Alia plays Satya, an orphan consumed by the care and guardianship of her younger brother after their father’s suicide. They grow up on the charity of a distant uncle; Bala is uncommonly adept at fleshing out transactional human relationships, as evidenced by his last two features, Mard Ko Dard Nahi Hota and Monica, O My Darling. When tech nerd Ankur (Vedang Raina), away on his first business trip, is wrongfully incarcerated in the fictitious east-Asian country of Hanshi Dao, Satya boards a charter plane to bail him out. Her hopes are dashed on arrival: the law of the land is clear on suspected drug offenders like Ankur — death by electrocution.

Jigra (Hindi)

Director: Vasan Bala

Cast: Alia Bhatt, Vedang Raina, Manoj Pahwa, Rahul Ravindran, Vivek Gomber

Run-time: 153 minutes

Storyline: When her brother is wrongfully incarcerated and put on death row, Satya, played by Alia Bhatt, mounts a daring jailbreak

Jigra is a ‘jailbreak’ flick, though the word is uttered only an hour into the story. With time fast running out for Ankur, and no legal or diplomatic recourse in sight, Satya teams up with Bhatia (Manoj Pahwa), a retired gangster and a father, and Muthu (Rahul Ravindran), an ex-cop seeking redemption. The compound they seek to infiltrate is a high-security prison situation on an island. “It’s complicated, unlike a masala movie,” Bhatia says, an odd sentiment to be aired in a Vasan Bala movie, the most nostalgic and accepting of the cinephile directors.

Indeed, to watch a Vasan Bala film is to be constantly reminded, with a mix of affection and cheek, of other movies. Satya is a spin on Amitabh Bachchan’s angsty orphan archetype; a flashback early on namechecks Ranjeet, Amreesh and Jeevan, the golden trio of Bachchan-era villains. In Bala’s mind, the borders of cinema are eternally porous: the eccentric prison warden of Indian origin, rendered by Vivek Gomber in surreal Singlish, is called Hans Raj Landa. One can go on spotting references in this vein (Kim Ki-duk, Red Apple cigarettes easter egg), but a doubt emerges: is Bala’s style always in sync with the emotional momentum of his tale, as it was in his earlier work, or is it beginning to smack of film geek juvenilia?

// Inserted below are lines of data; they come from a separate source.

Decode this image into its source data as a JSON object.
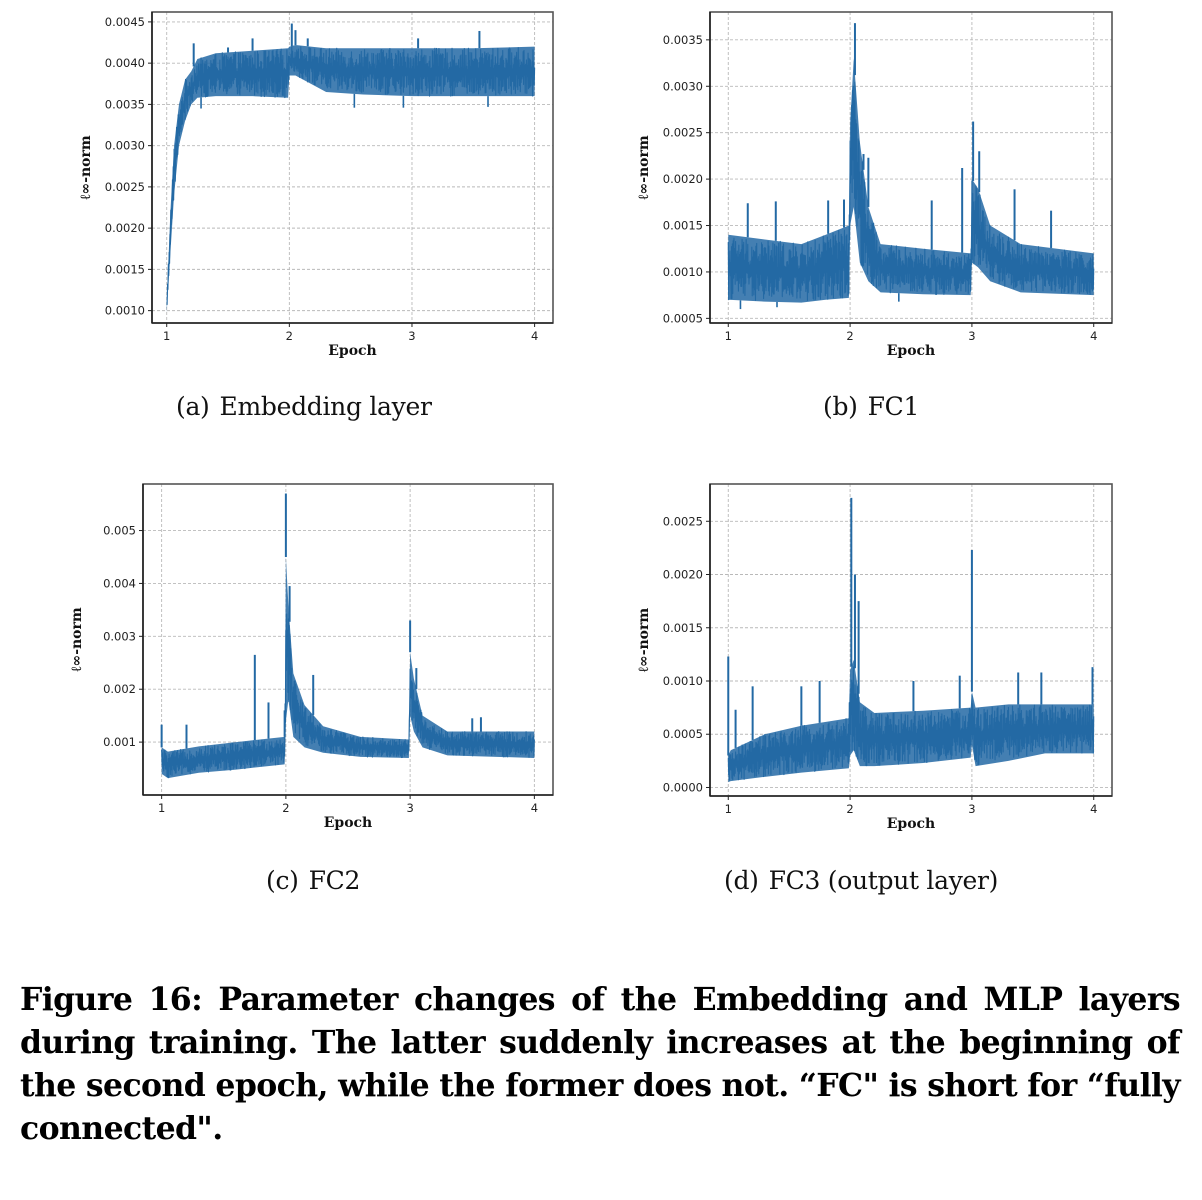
{
  "figure": {
    "caption": "Figure 16: Parameter changes of the Embedding and MLP layers during training. The latter suddenly increases at the beginning of the second epoch, while the former does not. “FC\" is short for “fully connected\".",
    "line_color": "#2369a4",
    "grid_color": "#b9b9b9"
  },
  "chart_data": [
    {
      "id": "a",
      "type": "line",
      "subcaption_label": "(a)",
      "subcaption": "Embedding layer",
      "title": "",
      "xlabel": "Epoch",
      "ylabel": "ℓ∞-norm",
      "xlim": [
        0.88,
        4.15
      ],
      "ylim": [
        0.00085,
        0.00462
      ],
      "xticks": [
        1,
        2,
        3,
        4
      ],
      "xtick_labels": [
        "1",
        "2",
        "3",
        "4"
      ],
      "yticks": [
        0.001,
        0.0015,
        0.002,
        0.0025,
        0.003,
        0.0035,
        0.004,
        0.0045
      ],
      "ytick_labels": [
        "0.0010",
        "0.0015",
        "0.0020",
        "0.0025",
        "0.0030",
        "0.0035",
        "0.0040",
        "0.0045"
      ],
      "grid": true,
      "legend": "none",
      "series": [
        {
          "name": "Embedding layer",
          "envelope": {
            "x": [
              1.0,
              1.03,
              1.06,
              1.1,
              1.15,
              1.2,
              1.25,
              1.4,
              1.7,
              1.99,
              2.0,
              2.05,
              2.3,
              2.6,
              3.0,
              3.5,
              4.0
            ],
            "lower": [
              0.00098,
              0.0017,
              0.0024,
              0.003,
              0.0033,
              0.0035,
              0.00358,
              0.0036,
              0.0036,
              0.00358,
              0.00385,
              0.00385,
              0.00365,
              0.00362,
              0.0036,
              0.0036,
              0.0036
            ],
            "upper": [
              0.0011,
              0.0022,
              0.003,
              0.0035,
              0.0038,
              0.0039,
              0.00405,
              0.00412,
              0.00415,
              0.00418,
              0.0042,
              0.00422,
              0.00418,
              0.00418,
              0.00418,
              0.00418,
              0.0042
            ]
          },
          "spikes": [
            {
              "x": 1.22,
              "y": 0.00424
            },
            {
              "x": 1.5,
              "y": 0.00419
            },
            {
              "x": 1.7,
              "y": 0.0043
            },
            {
              "x": 2.02,
              "y": 0.00448
            },
            {
              "x": 2.05,
              "y": 0.0044
            },
            {
              "x": 2.15,
              "y": 0.0043
            },
            {
              "x": 3.05,
              "y": 0.0043
            },
            {
              "x": 3.55,
              "y": 0.00439
            }
          ],
          "dips": [
            {
              "x": 1.28,
              "y": 0.00345
            },
            {
              "x": 2.53,
              "y": 0.00346
            },
            {
              "x": 2.93,
              "y": 0.00346
            },
            {
              "x": 3.62,
              "y": 0.00347
            }
          ]
        }
      ]
    },
    {
      "id": "b",
      "type": "line",
      "subcaption_label": "(b)",
      "subcaption": "FC1",
      "title": "",
      "xlabel": "Epoch",
      "ylabel": "ℓ∞-norm",
      "xlim": [
        0.85,
        4.15
      ],
      "ylim": [
        0.00045,
        0.0038
      ],
      "xticks": [
        1,
        2,
        3,
        4
      ],
      "xtick_labels": [
        "1",
        "2",
        "3",
        "4"
      ],
      "yticks": [
        0.0005,
        0.001,
        0.0015,
        0.002,
        0.0025,
        0.003,
        0.0035
      ],
      "ytick_labels": [
        "0.0005",
        "0.0010",
        "0.0015",
        "0.0020",
        "0.0025",
        "0.0030",
        "0.0035"
      ],
      "grid": true,
      "legend": "none",
      "series": [
        {
          "name": "FC1",
          "envelope": {
            "x": [
              1.0,
              1.3,
              1.6,
              1.8,
              1.99,
              2.0,
              2.03,
              2.08,
              2.15,
              2.25,
              2.6,
              2.99,
              3.0,
              3.05,
              3.15,
              3.4,
              4.0
            ],
            "lower": [
              0.0007,
              0.00068,
              0.00067,
              0.0007,
              0.00072,
              0.0015,
              0.0017,
              0.0011,
              0.0009,
              0.00078,
              0.00076,
              0.00075,
              0.0011,
              0.00105,
              0.0009,
              0.00078,
              0.00075
            ],
            "upper": [
              0.0014,
              0.00135,
              0.0013,
              0.0014,
              0.0015,
              0.0026,
              0.0033,
              0.0024,
              0.0017,
              0.0013,
              0.00125,
              0.0012,
              0.002,
              0.0019,
              0.0015,
              0.0013,
              0.0012
            ]
          },
          "spikes": [
            {
              "x": 1.16,
              "y": 0.00174
            },
            {
              "x": 1.39,
              "y": 0.00176
            },
            {
              "x": 1.82,
              "y": 0.00177
            },
            {
              "x": 1.95,
              "y": 0.00178
            },
            {
              "x": 2.04,
              "y": 0.00368
            },
            {
              "x": 2.11,
              "y": 0.00227
            },
            {
              "x": 2.15,
              "y": 0.00223
            },
            {
              "x": 2.67,
              "y": 0.00177
            },
            {
              "x": 2.92,
              "y": 0.00212
            },
            {
              "x": 3.01,
              "y": 0.00262
            },
            {
              "x": 3.06,
              "y": 0.0023
            },
            {
              "x": 3.35,
              "y": 0.00189
            },
            {
              "x": 3.65,
              "y": 0.00166
            }
          ],
          "dips": [
            {
              "x": 1.1,
              "y": 0.0006
            },
            {
              "x": 1.4,
              "y": 0.00062
            },
            {
              "x": 2.4,
              "y": 0.00068
            }
          ]
        }
      ]
    },
    {
      "id": "c",
      "type": "line",
      "subcaption_label": "(c)",
      "subcaption": "FC2",
      "title": "",
      "xlabel": "Epoch",
      "ylabel": "ℓ∞-norm",
      "xlim": [
        0.85,
        4.15
      ],
      "ylim": [
        0.0,
        0.00588
      ],
      "xticks": [
        1,
        2,
        3,
        4
      ],
      "xtick_labels": [
        "1",
        "2",
        "3",
        "4"
      ],
      "yticks": [
        0.001,
        0.002,
        0.003,
        0.004,
        0.005
      ],
      "ytick_labels": [
        "0.001",
        "0.002",
        "0.003",
        "0.004",
        "0.005"
      ],
      "grid": true,
      "legend": "none",
      "series": [
        {
          "name": "FC2",
          "envelope": {
            "x": [
              1.0,
              1.05,
              1.3,
              1.6,
              1.99,
              2.0,
              2.02,
              2.06,
              2.15,
              2.3,
              2.6,
              2.99,
              3.0,
              3.03,
              3.1,
              3.3,
              4.0
            ],
            "lower": [
              0.0004,
              0.00032,
              0.00042,
              0.00048,
              0.00058,
              0.0014,
              0.0018,
              0.0011,
              0.0009,
              0.0008,
              0.00072,
              0.0007,
              0.0015,
              0.0012,
              0.0009,
              0.00075,
              0.0007
            ],
            "upper": [
              0.0009,
              0.00082,
              0.00092,
              0.001,
              0.0011,
              0.0045,
              0.0036,
              0.0023,
              0.0017,
              0.0013,
              0.0011,
              0.00105,
              0.0027,
              0.0022,
              0.0015,
              0.0012,
              0.0012
            ]
          },
          "spikes": [
            {
              "x": 1.0,
              "y": 0.00133
            },
            {
              "x": 1.2,
              "y": 0.00133
            },
            {
              "x": 1.75,
              "y": 0.00265
            },
            {
              "x": 1.86,
              "y": 0.00175
            },
            {
              "x": 1.99,
              "y": 0.0016
            },
            {
              "x": 2.0,
              "y": 0.0057
            },
            {
              "x": 2.03,
              "y": 0.00395
            },
            {
              "x": 2.22,
              "y": 0.00227
            },
            {
              "x": 3.0,
              "y": 0.0033
            },
            {
              "x": 3.05,
              "y": 0.0024
            },
            {
              "x": 3.5,
              "y": 0.00145
            },
            {
              "x": 3.57,
              "y": 0.00147
            }
          ],
          "dips": []
        }
      ]
    },
    {
      "id": "d",
      "type": "line",
      "subcaption_label": "(d)",
      "subcaption": "FC3 (output layer)",
      "title": "",
      "xlabel": "Epoch",
      "ylabel": "ℓ∞-norm",
      "xlim": [
        0.85,
        4.15
      ],
      "ylim": [
        -8e-05,
        0.00285
      ],
      "xticks": [
        1,
        2,
        3,
        4
      ],
      "xtick_labels": [
        "1",
        "2",
        "3",
        "4"
      ],
      "yticks": [
        0.0,
        0.0005,
        0.001,
        0.0015,
        0.002,
        0.0025
      ],
      "ytick_labels": [
        "0.0000",
        "0.0005",
        "0.0010",
        "0.0015",
        "0.0020",
        "0.0025"
      ],
      "grid": true,
      "legend": "none",
      "series": [
        {
          "name": "FC3 (output layer)",
          "envelope": {
            "x": [
              1.0,
              1.02,
              1.3,
              1.6,
              1.99,
              2.0,
              2.03,
              2.08,
              2.2,
              2.6,
              2.99,
              3.0,
              3.03,
              3.3,
              3.6,
              4.0
            ],
            "lower": [
              5e-05,
              6e-05,
              0.0001,
              0.00014,
              0.00018,
              0.0003,
              0.00035,
              0.0002,
              0.0002,
              0.00023,
              0.00028,
              0.0004,
              0.0002,
              0.00025,
              0.00032,
              0.00032
            ],
            "upper": [
              0.0003,
              0.00035,
              0.0005,
              0.00058,
              0.00065,
              0.0011,
              0.0012,
              0.0008,
              0.0007,
              0.00072,
              0.00075,
              0.0009,
              0.00075,
              0.00078,
              0.00078,
              0.00078
            ]
          },
          "spikes": [
            {
              "x": 1.0,
              "y": 0.00123
            },
            {
              "x": 1.06,
              "y": 0.00073
            },
            {
              "x": 1.2,
              "y": 0.00095
            },
            {
              "x": 1.6,
              "y": 0.00095
            },
            {
              "x": 1.75,
              "y": 0.001
            },
            {
              "x": 2.01,
              "y": 0.00272
            },
            {
              "x": 2.04,
              "y": 0.002
            },
            {
              "x": 2.07,
              "y": 0.00175
            },
            {
              "x": 2.52,
              "y": 0.001
            },
            {
              "x": 2.9,
              "y": 0.00105
            },
            {
              "x": 3.0,
              "y": 0.00223
            },
            {
              "x": 3.38,
              "y": 0.00108
            },
            {
              "x": 3.57,
              "y": 0.00108
            },
            {
              "x": 3.99,
              "y": 0.00113
            }
          ],
          "dips": []
        }
      ]
    }
  ]
}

Alia Bhatt makes quick, reassuring work of Satya. She plays the character as tremulous and unpredictable, like a bottle rocket tipped at a precarious angle on an alien street. Comparisons have been made, not unfairly, between the obsessive familial bonds tying Jigra with Sandeep Reddy’s Animal (2023). However, Bala is too sweet-natured a director to go the distance with Satya; a scene where she proposes self-harm as a bargaining gambit, and then is persuaded off the idea by wiser minds, encapsulates this split conviction. Vedang Raina, who stood out as the shiny-haired Reggie in The Archies, is engaging and often affecting as Ankur. Nevertheless, I wish the film was narrated entirely from Satya’s perspective, instead of cutting back and forth between the two crews, one inside the prison, one out, each working confusingly overlapping plans, muddling the effect.

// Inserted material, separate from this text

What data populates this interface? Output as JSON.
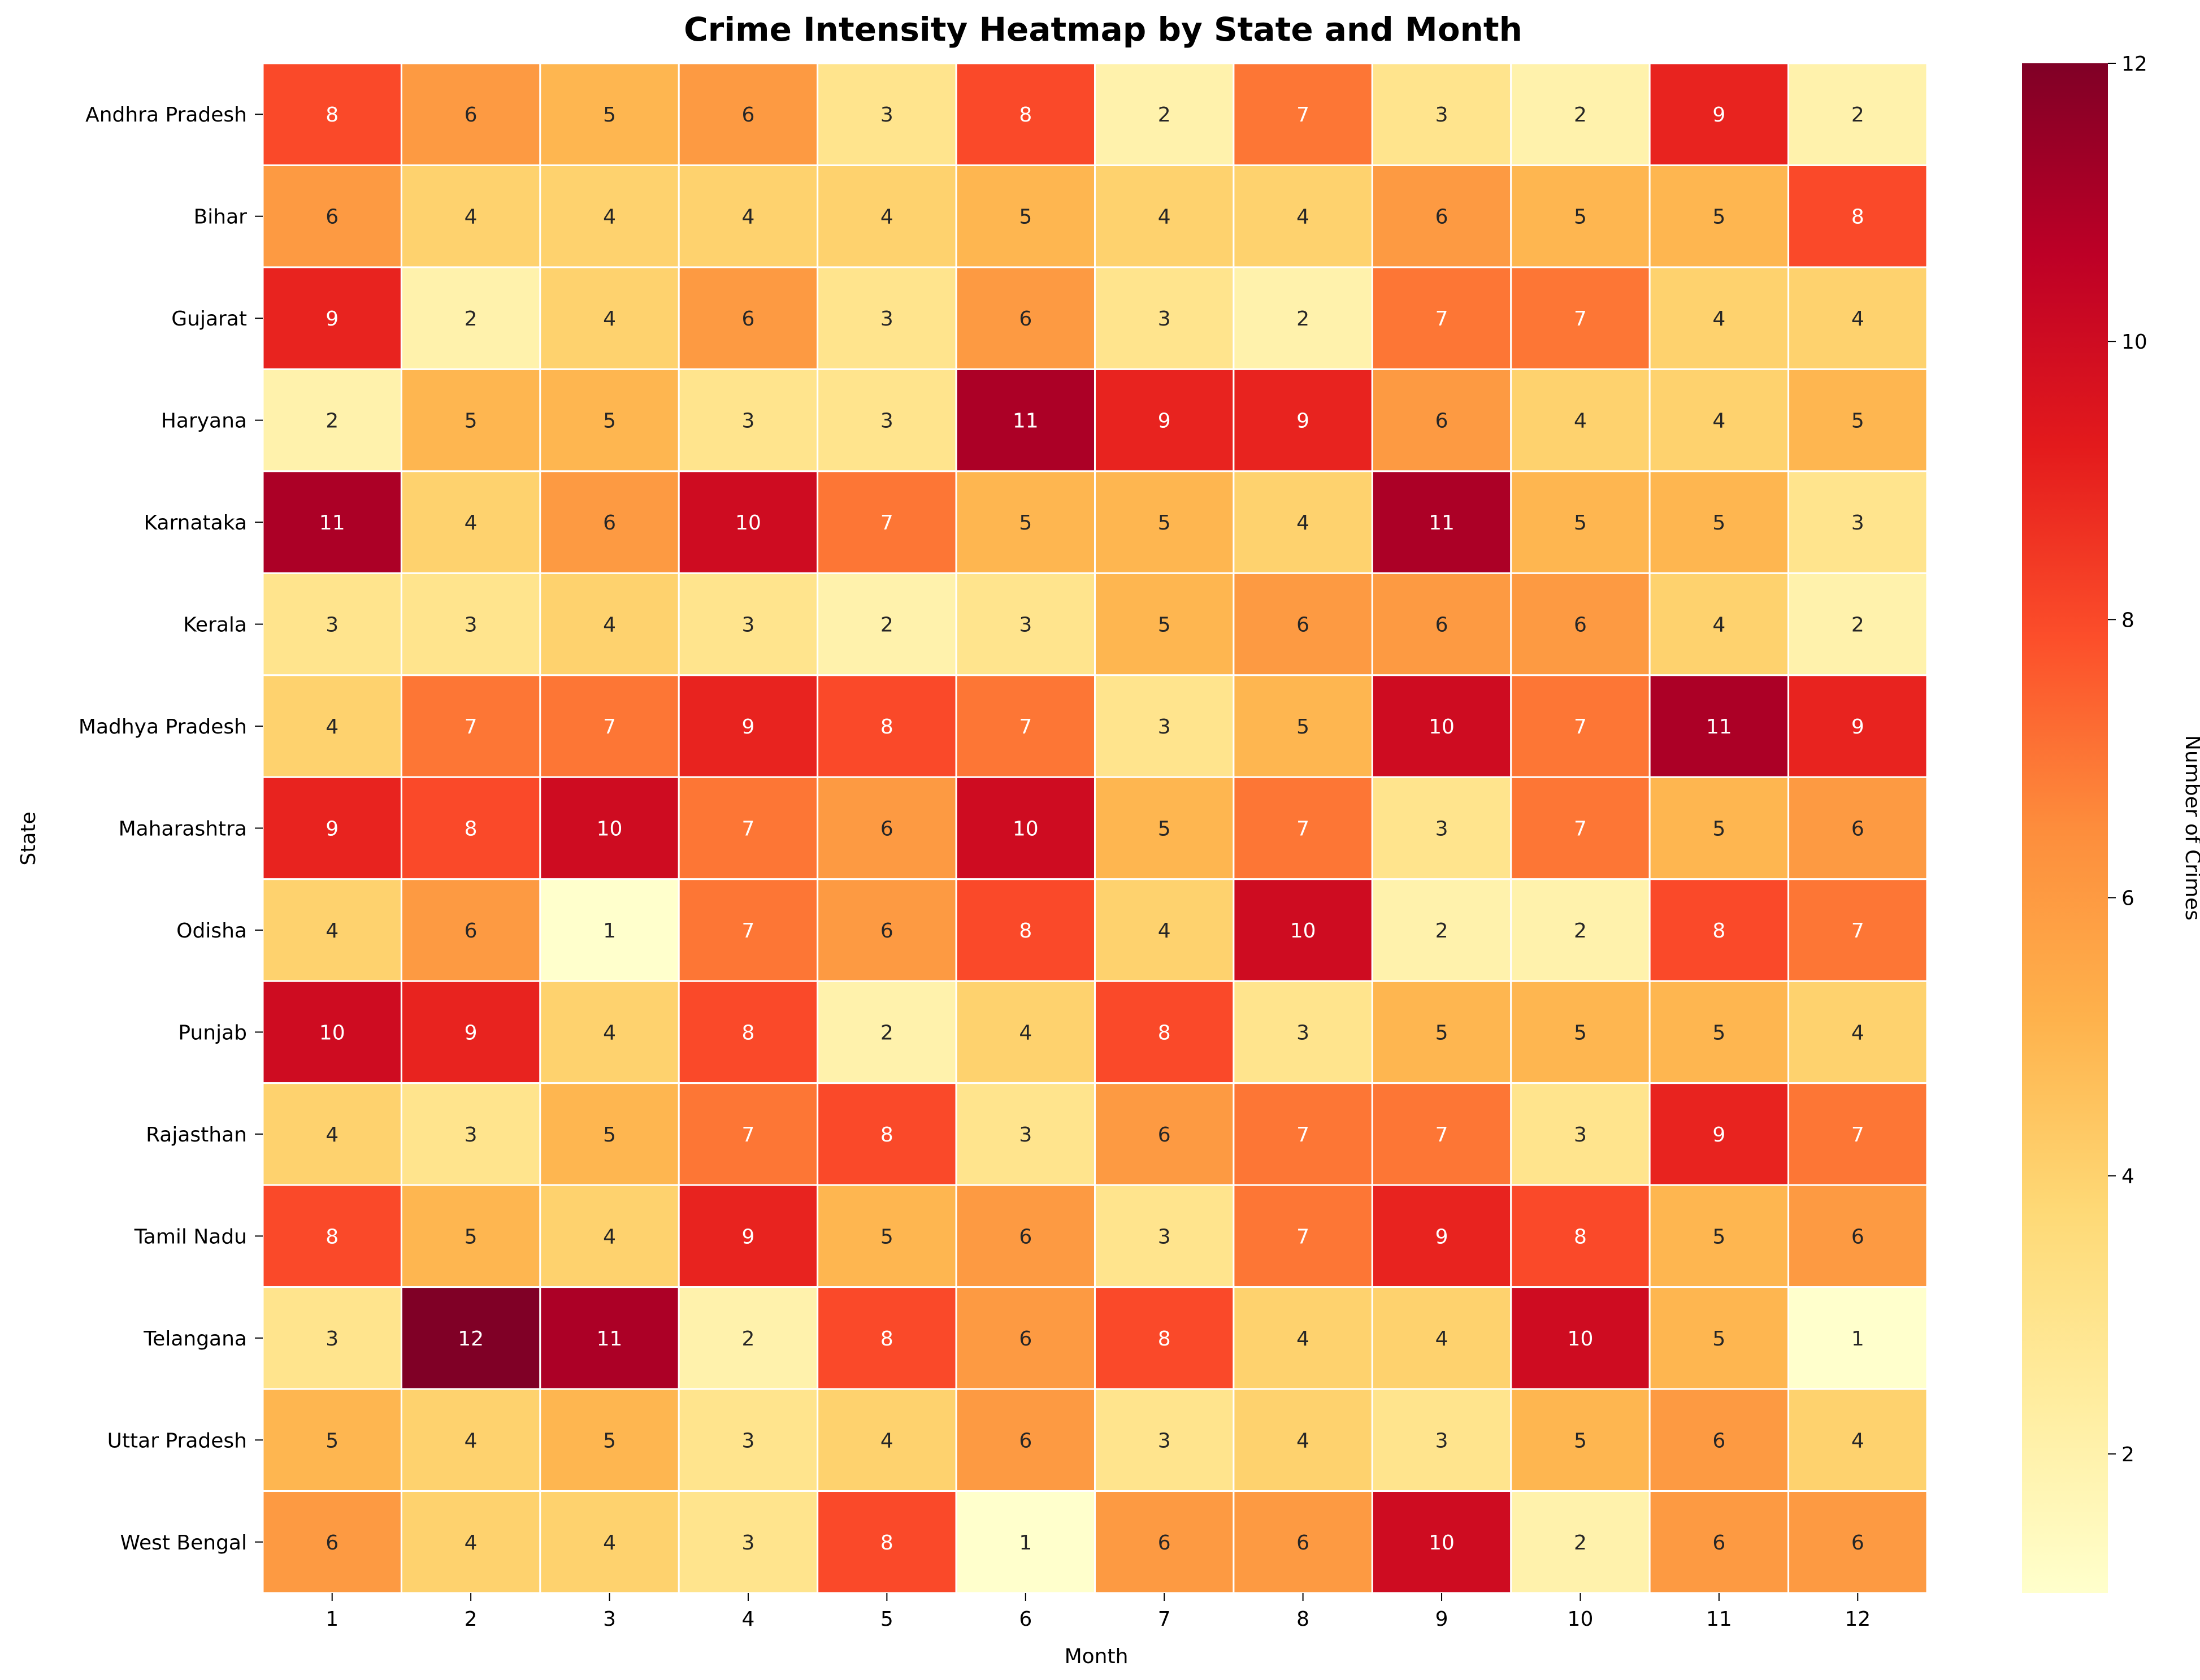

Despite the later refrain of “I got the fire”, Jigra does not hit reaction mass. The obstacle course of ambushes, infiltrations and escapes in the home stretch feels improbable and overblown. It’s a conventionally chaotic climax for a film that thrives in its moments of quiet poetry: Satya asleep on a harbour bench, swaddled in the blue-grey of dawn; basketball as a motif of sibling affection; a whole life story summarized in the slow hours of a restaurant, without any background score. When Bala returns with his next feature, it’s this aspect of his talent he would do well to further actualize.